Al terminar la Segunda Guerra Mundial, los países ganadores acometieron una reforma estructural de la justicia que garantizara la independencia, la imparcialidad y la eficacia. Se quiso neutralizar, de esta manera, cualquier interferencia de los poderes políticos en un servicio tan fundamental como es el de impartir justicia. Pero España no entró en este juego. La dictadura de Franco edificó su propia administración. Esa cuyas modificaciones en la transición se quedaron cortas y, por lo tanto, mantiene resquicios franquistas

Bruselas lo viene avisando. Pero esas advertencias se quedan, en que hay que modificar la elección y el funcionamiento de los órganos de gestión y gobierno de los jueces, en el Consejo General del Poder Judicial “para separar los poderes del Estado y convertir en independiente el correspondiente a la administración de justicia”. Unas advertencias adecuadas a países donde las interferencias de los políticos son evidentes, como es el caso de Hungría y Polonia, y, en menor medida, pero con intentos de proyectos parecidos, en Italia y Holanda.

Pero este país necesita más que eso. Necesita una verdadera revolución en la justicia. De abajo, empezando por los juzgados de primera instancia, desbordados y a los que hay que aligerar su carga de trabajo, hasta el Supremo donde, desde hace años, se ha producido una paulatina contaminación política de los magistrados en la que, a la hora de dictar sentencia, influye la ideología que profesan por encima de sus competencias profesionales.

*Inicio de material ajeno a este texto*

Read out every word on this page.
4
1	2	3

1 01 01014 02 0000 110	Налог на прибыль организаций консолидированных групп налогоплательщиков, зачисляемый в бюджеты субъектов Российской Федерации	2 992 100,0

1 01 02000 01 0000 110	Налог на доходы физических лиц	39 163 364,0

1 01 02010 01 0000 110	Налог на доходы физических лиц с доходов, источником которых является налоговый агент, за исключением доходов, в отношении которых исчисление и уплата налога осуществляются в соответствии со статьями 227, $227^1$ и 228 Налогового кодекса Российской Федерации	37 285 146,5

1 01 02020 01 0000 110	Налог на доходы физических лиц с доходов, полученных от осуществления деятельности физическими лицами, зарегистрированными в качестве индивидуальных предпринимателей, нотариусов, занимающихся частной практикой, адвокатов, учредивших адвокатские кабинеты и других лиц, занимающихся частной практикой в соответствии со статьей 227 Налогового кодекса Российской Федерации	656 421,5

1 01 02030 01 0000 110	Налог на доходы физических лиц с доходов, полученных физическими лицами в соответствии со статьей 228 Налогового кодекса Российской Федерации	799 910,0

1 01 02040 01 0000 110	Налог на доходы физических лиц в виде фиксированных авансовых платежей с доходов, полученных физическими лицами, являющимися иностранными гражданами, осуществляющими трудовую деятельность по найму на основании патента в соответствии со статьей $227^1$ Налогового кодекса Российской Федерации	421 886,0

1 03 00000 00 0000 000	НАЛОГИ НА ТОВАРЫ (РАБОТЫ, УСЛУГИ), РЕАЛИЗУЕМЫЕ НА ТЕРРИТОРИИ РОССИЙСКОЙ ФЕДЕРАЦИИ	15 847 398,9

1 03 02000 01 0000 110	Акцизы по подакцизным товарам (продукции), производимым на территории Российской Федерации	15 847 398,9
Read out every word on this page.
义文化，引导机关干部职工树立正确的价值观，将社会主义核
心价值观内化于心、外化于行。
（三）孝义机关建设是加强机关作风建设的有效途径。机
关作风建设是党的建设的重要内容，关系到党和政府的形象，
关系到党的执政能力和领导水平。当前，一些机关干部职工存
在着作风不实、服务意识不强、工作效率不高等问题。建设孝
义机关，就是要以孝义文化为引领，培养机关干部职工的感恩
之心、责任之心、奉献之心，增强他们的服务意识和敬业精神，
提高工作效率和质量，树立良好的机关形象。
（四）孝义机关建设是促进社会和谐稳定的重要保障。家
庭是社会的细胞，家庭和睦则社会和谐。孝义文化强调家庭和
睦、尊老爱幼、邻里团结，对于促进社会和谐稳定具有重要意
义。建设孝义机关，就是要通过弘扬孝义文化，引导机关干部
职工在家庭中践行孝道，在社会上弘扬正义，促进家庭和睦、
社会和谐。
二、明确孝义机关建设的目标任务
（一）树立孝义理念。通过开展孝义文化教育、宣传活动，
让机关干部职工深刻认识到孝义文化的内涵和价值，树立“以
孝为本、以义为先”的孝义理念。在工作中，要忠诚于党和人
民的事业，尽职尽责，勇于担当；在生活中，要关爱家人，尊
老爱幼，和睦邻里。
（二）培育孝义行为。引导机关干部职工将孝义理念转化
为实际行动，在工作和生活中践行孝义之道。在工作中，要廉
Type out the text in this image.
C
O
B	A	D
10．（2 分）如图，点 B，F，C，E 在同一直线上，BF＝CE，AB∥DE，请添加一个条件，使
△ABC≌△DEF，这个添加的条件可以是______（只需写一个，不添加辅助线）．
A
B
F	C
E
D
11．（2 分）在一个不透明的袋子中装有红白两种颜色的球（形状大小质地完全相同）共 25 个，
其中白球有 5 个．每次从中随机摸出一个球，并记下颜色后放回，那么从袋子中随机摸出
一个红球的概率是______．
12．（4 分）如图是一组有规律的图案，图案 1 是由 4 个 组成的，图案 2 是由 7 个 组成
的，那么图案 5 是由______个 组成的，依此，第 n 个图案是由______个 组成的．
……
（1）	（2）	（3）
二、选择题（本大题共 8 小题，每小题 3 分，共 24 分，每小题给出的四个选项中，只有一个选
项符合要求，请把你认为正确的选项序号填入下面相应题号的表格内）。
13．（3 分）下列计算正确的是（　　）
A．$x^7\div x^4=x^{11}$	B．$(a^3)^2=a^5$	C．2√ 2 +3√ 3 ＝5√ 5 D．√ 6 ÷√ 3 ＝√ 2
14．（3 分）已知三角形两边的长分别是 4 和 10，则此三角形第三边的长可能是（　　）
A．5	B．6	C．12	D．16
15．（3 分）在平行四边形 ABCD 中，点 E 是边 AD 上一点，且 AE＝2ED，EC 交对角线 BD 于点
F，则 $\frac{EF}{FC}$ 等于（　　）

Todo ello como consecuencia del sistema de designación. Los miembros del Supremo los elige el presidente del CGPJ y en la etapa en que estuvo al frente el conservador Carlos Lesmes la gran mayoría de plazas se cubrieron con jueces que no sólo eran conservadores, afines a un partido concreto, el PP, sino que encima lo reflejaban en sus resoluciones. Ello obligó al gobierno a promulgar un decreto para paralizar este tipo de nombramientos mientras el Consejo estuviese en funciones.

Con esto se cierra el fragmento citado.